Benchmark extension. Identify semantic gaps in the GDPval coverage by comparing to external task taxonomies (O*NET, ESCO) via nearest neighbor search.

Comparison with Conversational Approaches

The analyses above illustrate capabilities that distinguish huggingfaceR from conversational LLM packages.
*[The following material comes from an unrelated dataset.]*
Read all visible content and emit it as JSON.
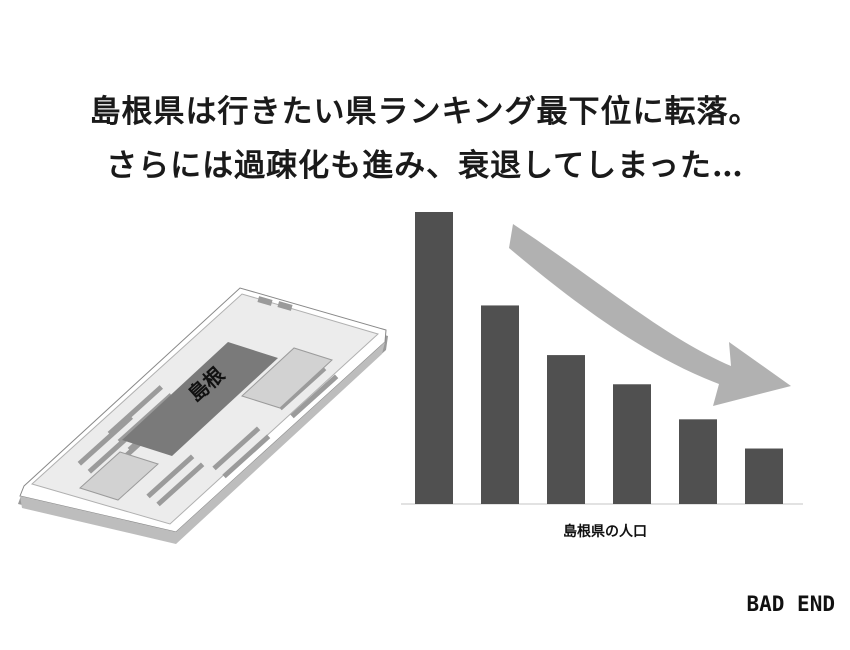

Consider the research question: “Which GDPval tasks are most semantically similar to data analysis, and how do they distribute across sectors?”
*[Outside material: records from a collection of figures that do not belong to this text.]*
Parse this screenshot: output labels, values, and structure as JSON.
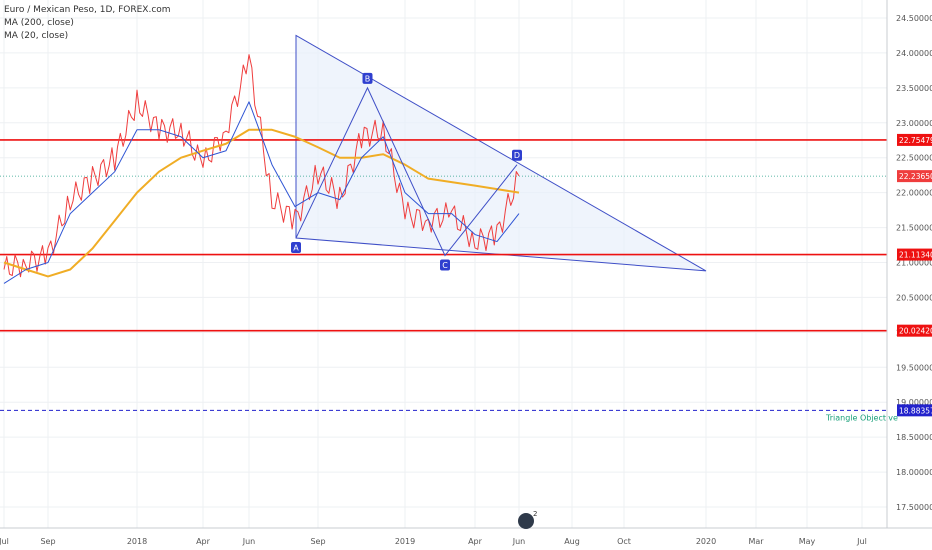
{
  "legend": {
    "title": "Euro / Mexican Peso, 1D, FOREX.com",
    "ma200": "MA (200, close)",
    "ma20": "MA (20, close)"
  },
  "colors": {
    "price_line": "#ef3d3d",
    "ma200": "#f0ad25",
    "ma20": "#2f55d4",
    "triangle_fill": "#e8f0fb",
    "triangle_stroke": "#3f4fc7",
    "level_red": "#ee1111",
    "objective": "#2222cc",
    "current_price_tag": "#ef3d3d",
    "objective_text": "#1aa07a"
  },
  "x_axis_labels": [
    "Jul",
    "Sep",
    "2018",
    "Apr",
    "Jun",
    "Sep",
    "2019",
    "Apr",
    "Jun",
    "Aug",
    "Oct",
    "2020",
    "Mar",
    "May",
    "Jul"
  ],
  "chart_data": {
    "type": "line",
    "title": "Euro / Mexican Peso, 1D, FOREX.com",
    "ylim": [
      17.3,
      24.6
    ],
    "y_ticks": [
      17.5,
      18.0,
      18.5,
      19.0,
      19.5,
      20.0,
      20.5,
      21.0,
      21.5,
      22.0,
      22.5,
      23.0,
      23.5,
      24.0,
      24.5
    ],
    "y_tick_labels": [
      "17.50000",
      "18.00000",
      "18.50000",
      "19.00000",
      "19.50000",
      "20.00000",
      "20.50000",
      "21.00000",
      "21.50000",
      "22.00000",
      "22.50000",
      "23.00000",
      "23.50000",
      "24.00000",
      "24.50000"
    ],
    "x": [
      "2017-07",
      "2017-08",
      "2017-09",
      "2017-10",
      "2017-11",
      "2017-12",
      "2018-01",
      "2018-02",
      "2018-03",
      "2018-04",
      "2018-05",
      "2018-06",
      "2018-07",
      "2018-08",
      "2018-09",
      "2018-10",
      "2018-11",
      "2018-12",
      "2019-01",
      "2019-02",
      "2019-03",
      "2019-04",
      "2019-05",
      "2019-06"
    ],
    "series": [
      {
        "name": "Euro / Mexican Peso",
        "values": [
          20.9,
          21.0,
          21.1,
          21.9,
          22.2,
          22.5,
          23.3,
          22.9,
          22.9,
          22.4,
          22.9,
          23.9,
          21.9,
          21.6,
          22.3,
          21.9,
          22.8,
          22.9,
          21.7,
          21.6,
          21.7,
          21.3,
          21.4,
          22.24
        ]
      },
      {
        "name": "MA (200, close)",
        "values": [
          21.0,
          20.9,
          20.8,
          20.9,
          21.2,
          21.6,
          22.0,
          22.3,
          22.5,
          22.6,
          22.7,
          22.9,
          22.9,
          22.8,
          22.65,
          22.5,
          22.5,
          22.55,
          22.4,
          22.2,
          22.15,
          22.1,
          22.05,
          22.0
        ]
      },
      {
        "name": "MA (20, close)",
        "values": [
          20.7,
          20.9,
          21.0,
          21.7,
          22.0,
          22.3,
          22.9,
          22.9,
          22.8,
          22.5,
          22.6,
          23.3,
          22.4,
          21.8,
          22.0,
          21.9,
          22.5,
          22.8,
          22.0,
          21.7,
          21.7,
          21.4,
          21.3,
          21.7
        ]
      }
    ],
    "horizontal_levels": [
      {
        "value": 22.75479,
        "label": "22.75479",
        "color": "#ee1111"
      },
      {
        "value": 21.1134,
        "label": "21.11340",
        "color": "#ee1111"
      },
      {
        "value": 20.0242,
        "label": "20.02420",
        "color": "#ee1111"
      },
      {
        "value": 18.88357,
        "label": "18.88357",
        "color": "#2222cc",
        "dashed": true
      }
    ],
    "current_price": {
      "value": 22.2365,
      "label": "22.23650"
    },
    "annotations": [
      {
        "label": "A",
        "date": "2018-07",
        "value": 21.35
      },
      {
        "label": "B",
        "date": "2018-11",
        "value": 23.5
      },
      {
        "label": "C",
        "date": "2019-04",
        "value": 21.1
      },
      {
        "label": "D",
        "date": "2019-06",
        "value": 22.4
      }
    ],
    "triangle_objective_text": "Triangle Objective"
  }
}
The huggingfaceR approach (programmatic, reproducible)

# Embed all 220 task descriptions in batch
all_embeddings <- gdpval |>
  hf_embed_text(prompt)

# Find the 20 nearest neighbors to "data analysis"
data_tasks <- hf_nearest_neighbors(all_embeddings, "data analysis", k = 20)

# Analyze their sector distribution
data_tasks |>
  count(sector, sort = TRUE)

# Compute similarity statistics
data_tasks |>
  summarize(
    mean_similarity = mean(similarity),
    sd_similarity = sd(similarity)
  )

The conversational approach

With a chat-based interface, the same analysis would require:

Manually prompting the LLM with each task description to assess similarity (220 API calls with unstructured text responses)
Parsing natural language responses into numeric similarity scores
Handling rate limits, inconsistent outputs, and non-deterministic responses
No guarantee of reproducibility across runs

huggingfaceR’s embedding-based approach is deterministic, operates in batch, and produces structured numeric output suitable for downstream statistical analysis.

Summary

This vignette demonstrated how huggingfaceR enables programmatic analysis of the OpenAI GDPval benchmark:

Function	Research Application
`hf_load_dataset()`	Load GDPval directly from Hugging Face Hub
`hf_embed()`	Convert task prompts to vector representations
`hf_similarity()`	Measure semantic relatedness between tasks
`hf_nearest_neighbors()`	Map research concepts onto the task taxonomy
`hf_cluster_texts()`	Discover latent task groupings
`hf_extract_topics()`	Interpret cluster content
`hf_classify_zero_shot()`	Classify tasks along arbitrary dimensions
`hf_embed_umap()`	Visualize the task embedding space

These operations run as reproducible batch pipelines over structured data, producing tibbles suitable for statistical modeling and visualization. This analytical approach enables corpus-scale, quantitative research on AI’s economic implications.